Квазар | страница 20
— Чего вы так дико живете? И народ какой-то странный? — спросил я.
— Бог их — чрево, — загадочно ответил старик.
— Что, есть любят?
— Это ты Гришку поспрашивай, — сказал он с непонятной ехидностью. — Тот на все ответ даст. И скажет тебе Гришка — святой старец: три жребия человеку от господа бога даны. Самый-де высокий — Симов жребий, богу служити. Второй жребий — Иафетов — власть имети. Третий жребий Хамов — в страхе жити.
— Ну, а вы кто? Каков ваш жребий?
— Иафетов, — отвечал старик. — Я — староста.
Рявкнула выпь. Старик вздрогнул и сплюнул.
— Носит ее тут, — забормотал он. — Глядеть не на чо, а как пустит звук, прямо с ног валишься. И чо к нам прилепилась? С крапивного заговенья шатается, пужает… Хоть бы ее собаки заели, чо ли.
— Да, в природе живете, — сказал я. — Болота, лес…
— Вот она где у меня, твоя природа. — Староста крепко постукал себя по шее. — Все квелые, всех лихоманка треплет… Кладбище больше поселка!.. Робята болеют, мрут, да и рождаются все больше девки. У меня вот их три дуры, а за кого выдашь? Тот свой, энтот женат, а у третьего ребра просвечивают. Ходит и все — кхе-кхе-кхе… Харкает. Вот и приходится у нас на одного мужика одна с тремя четвертями баба… Вот он где, бес-то смрадный. Так и живем здесь, сидючи, как лягушки, на болотной кочке. А зачем? О-ох, Гришка, Гришка.
— Ну, а Симов жребий кто несет? — спросил Никола. — Богу служити? А?
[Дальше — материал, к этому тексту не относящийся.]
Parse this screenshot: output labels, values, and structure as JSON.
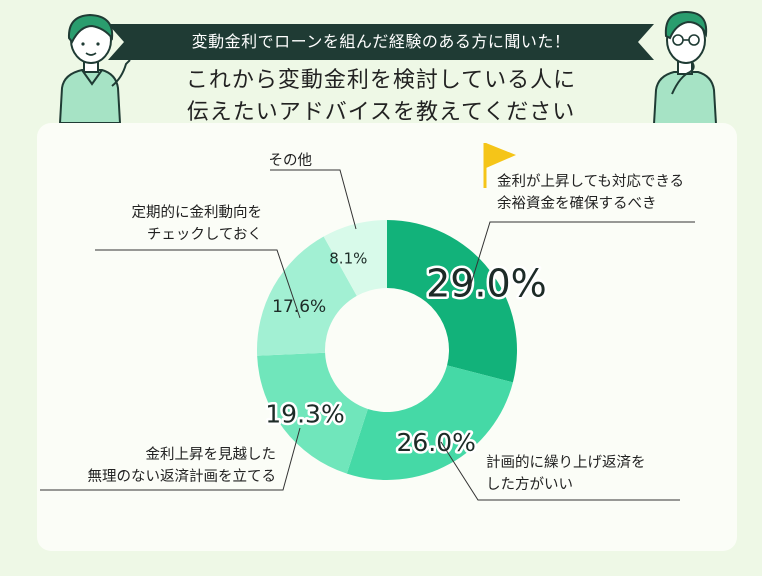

— Молчи, шалопутный! Вот еще что он скажет вам. Гришка несет, вот кто. Наш уставник. Ухожу, помилуй мя, боже. Согрешишь тут с вами.
Старик ушел.
Наступало утро. Болота дышали холодным туманом. Он был плотен и почему-то пах паровозным дымом. В груди было тяжело. Кажется, на ней кто-то сидит, незримый, страшный.
Как они тут живут?!
Я встал, сошел к дымящейся воде, умылся и почистил зубы. Деревня просыпалась. Мычали коровы, плыли дымы. Несколько мужчин возились в кустах у лодок. На черной воде дрожали тени деревьев.
К нашей избе, осторожно ступая босыми ногами, шла женщина в выгоревшем цветастом сарафане, в белом платочке. В руке — берестяной туесок, под мышкой объемистый сверток. Подошла, поклонилась низко и протянула мне то и другое.
Сказала:
— Папаня послал. Кушайте во славу божию.
Женщина была пугливой. Смотрела на меня исподлобья узкими глазами. Веки толстые, взбухшие, багровые — определенно, у бедняжки — трахома. А так всем взяла — лицом, фигурой, толстой, в кулак, косой… Эх, в поликлинику бы ее!
Вышел Никола, затягивая брючный ремень, взял у меня сверток и туесок и унес в дом.